Sungguhkah Tuhan mendengar doa dan harapan kita bahwa pada waktunya ‘Utang nyawa harus dibayar nyawa?’ Ataukah sebenarnya iblis lagi tertawa bersorak akan satu rasa nikmat atas sukacita palsu karena gelora balas dendam?
Tuhan yang tersalib terlalu mulia dalam seruan lembutNya. Namun sesungguhnya seruan itu berdaya pembebasan, “Ya Bapa, ampunilah mereka sebab mereka tak tahu apa yang mereka perbuat” (Luk 23:34). Apakah, Stefanus, martir perdana itu tak mewariskan ajaran agung yang terilham dari Suara Salib? “Tuhan, jangan tanggungkan dosa ini kepada mereka” (Kis 7:60).
Kita tentu, sebagai manusia, terbantai rasa penuh kepedihan oleh rasa kehilangan dan prasangka akan ketidakdilan. Hati kita terbakar kegetiran oleh rasa benci dan amarah. Kita sungguh goyah untuk tetap bertahan teduh alam iman di bawah kaki salib. Untuk harus berkanjang dalam iman akan kematian yang sungguh tragis.
Kita memang harus belajar untuk berani keluar dari segala skenario insani. Untuk masuk dalam skenario Tuhan. Tidakkah seruan “Kasih dan damai sejahtera Tuhan senantiasa menyertai?” Kita terlalu keliru bahwa kita sungguh sepi sendiri. Dan karena itulah kita bertarung atasi segalanya dengan segala kekuatan kesendirian manusiawi kita.
“Tuhan beserta kita” adalah Tuhan yang atasi segala kerentanan dan kerapuhan kita. Yang membesarkan jiwa dan hati kita yang sering kerdil dan tak berdaya. Demi hadapi dan melampaui segala kisah pahit yang tak terbayangkan dan tak sanggup kita hadapi sendirian.
Yesus, Tuhan yang diimani itu, “bukanlah Allah balas dendam serta penuh kekerasan.” Tidakkah sejak di taman Zaitun, di taman doa dan perdamaian itu, sudah dimaklumkan: Pedang harus disarungkan?” (Yoh 18:11). Sebab pedang dan kekerasan adalah jembatan anti perdamaian dan pengampunan.

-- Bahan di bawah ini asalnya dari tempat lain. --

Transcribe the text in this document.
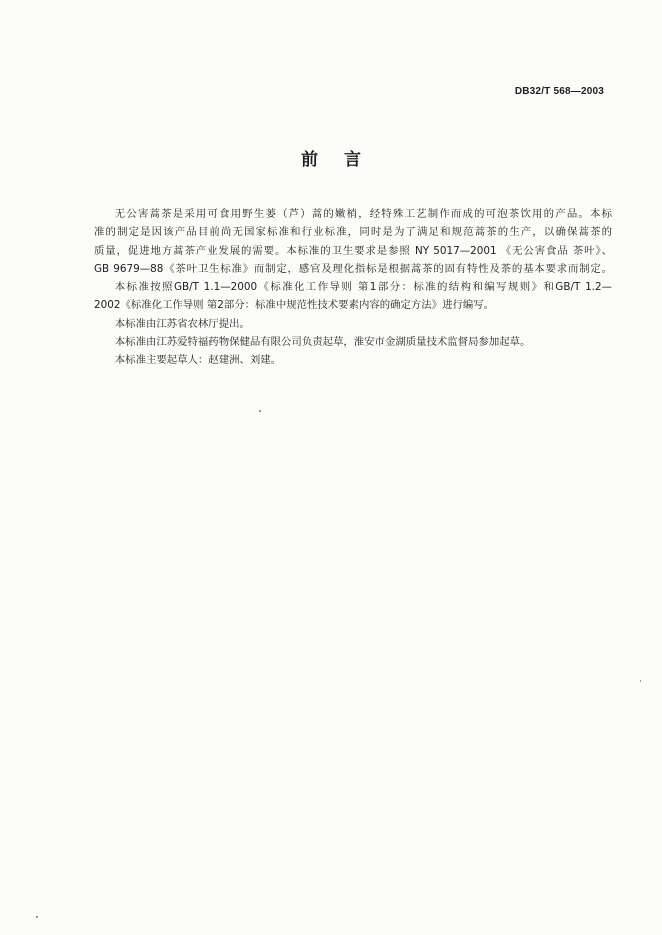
DB32/T 568—2003
前言
无公害蒿茶是采用可食用野生蒌（芦）蒿的嫩梢，经特殊工艺制作而成的可泡茶饮用的产品。本标
准的制定是因该产品目前尚无国家标准和行业标准，同时是为了满足和规范蒿茶的生产，以确保蒿茶的
质量，促进地方蒿茶产业发展的需要。本标准的卫生要求是参照 NY 5017—2001 《无公害食品 茶叶》、
GB 9679—88《茶叶卫生标准》而制定，感官及理化指标是根据蒿茶的固有特性及茶的基本要求而制定。
本标准按照GB/T 1.1—2000《标准化工作导则 第1部分：标准的结构和编写规则》和GB/T 1.2—
2002《标准化工作导则 第2部分：标准中规范性技术要素内容的确定方法》进行编写。
本标准由江苏省农林厅提出。
本标准由江苏爱特福药物保健品有限公司负责起草，淮安市金湖质量技术监督局参加起草。
本标准主要起草人：赵建洲、刘建。
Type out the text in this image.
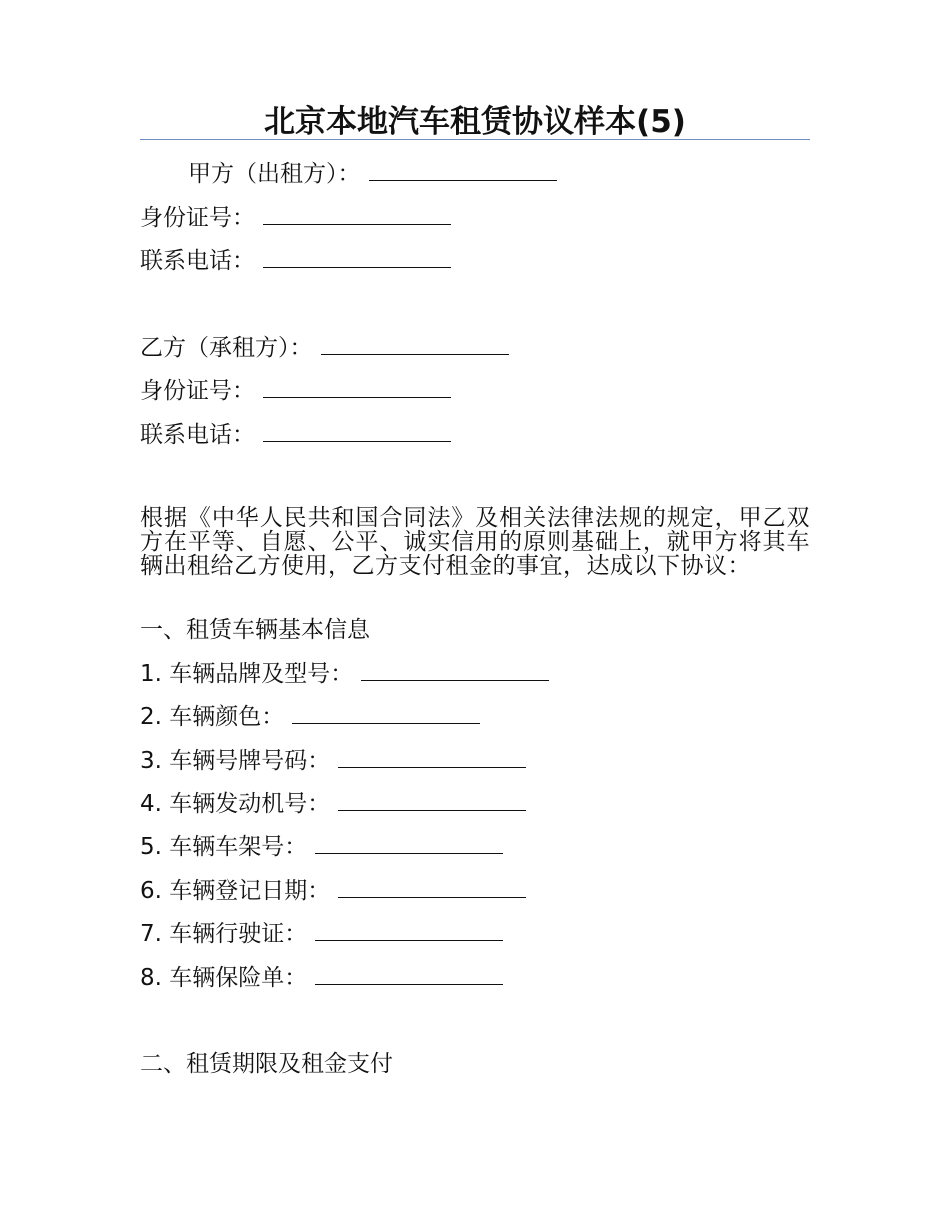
北京本地汽车租赁协议样本(5)
甲方（出租方）：
身份证号：
联系电话：
乙方（承租方）：
身份证号：
联系电话：
根据《中华人民共和国合同法》及相关法律法规的规定，甲乙双方在平等、自愿、公平、诚实信用的原则基础上，就甲方将其车辆出租给乙方使用，乙方支付租金的事宜，达成以下协议：
一、租赁车辆基本信息
1. 车辆品牌及型号：
2. 车辆颜色：
3. 车辆号牌号码：
4. 车辆发动机号：
5. 车辆车架号：
6. 车辆登记日期：
7. 车辆行驶证：
8. 车辆保险单：
二、租赁期限及租金支付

Di hari-hari ini, batu-batu penghakiman sudah ada di tangan kita! Perjuangan akan keadilan seturut rasa manusiawi kita akan segera terpuaskan. Namun, dalam Tuhan, itukah yang disoraki?
Tetapi, haruskah kisah balas dendam yang mesti diwariskan? Mestikah narasi ‘mata ganti mata dan gigi ganti nantinya terestafet dari generasi ke genarasi? Maka, mari putuskan mata rantai skenario manusiawi menuju skenario Tuhan maha pengasih dan penyayang. Panjang sabar dan tetap penuh kasih setia.
Dan Allah seperti itulah yang kita imani dalam Yesus, Tuhan dan Guru agung semua kita.
Dan yakinlah! Kita tak sedang berhalusinasi, atau pun sekian spiritualistik yang sia-sia. Sebab itulah kebenaran Kasih di dalam Tuhan sendiri. Yang membebaskan kita, yang mengampuni serta sungguh menyelamatkan kita.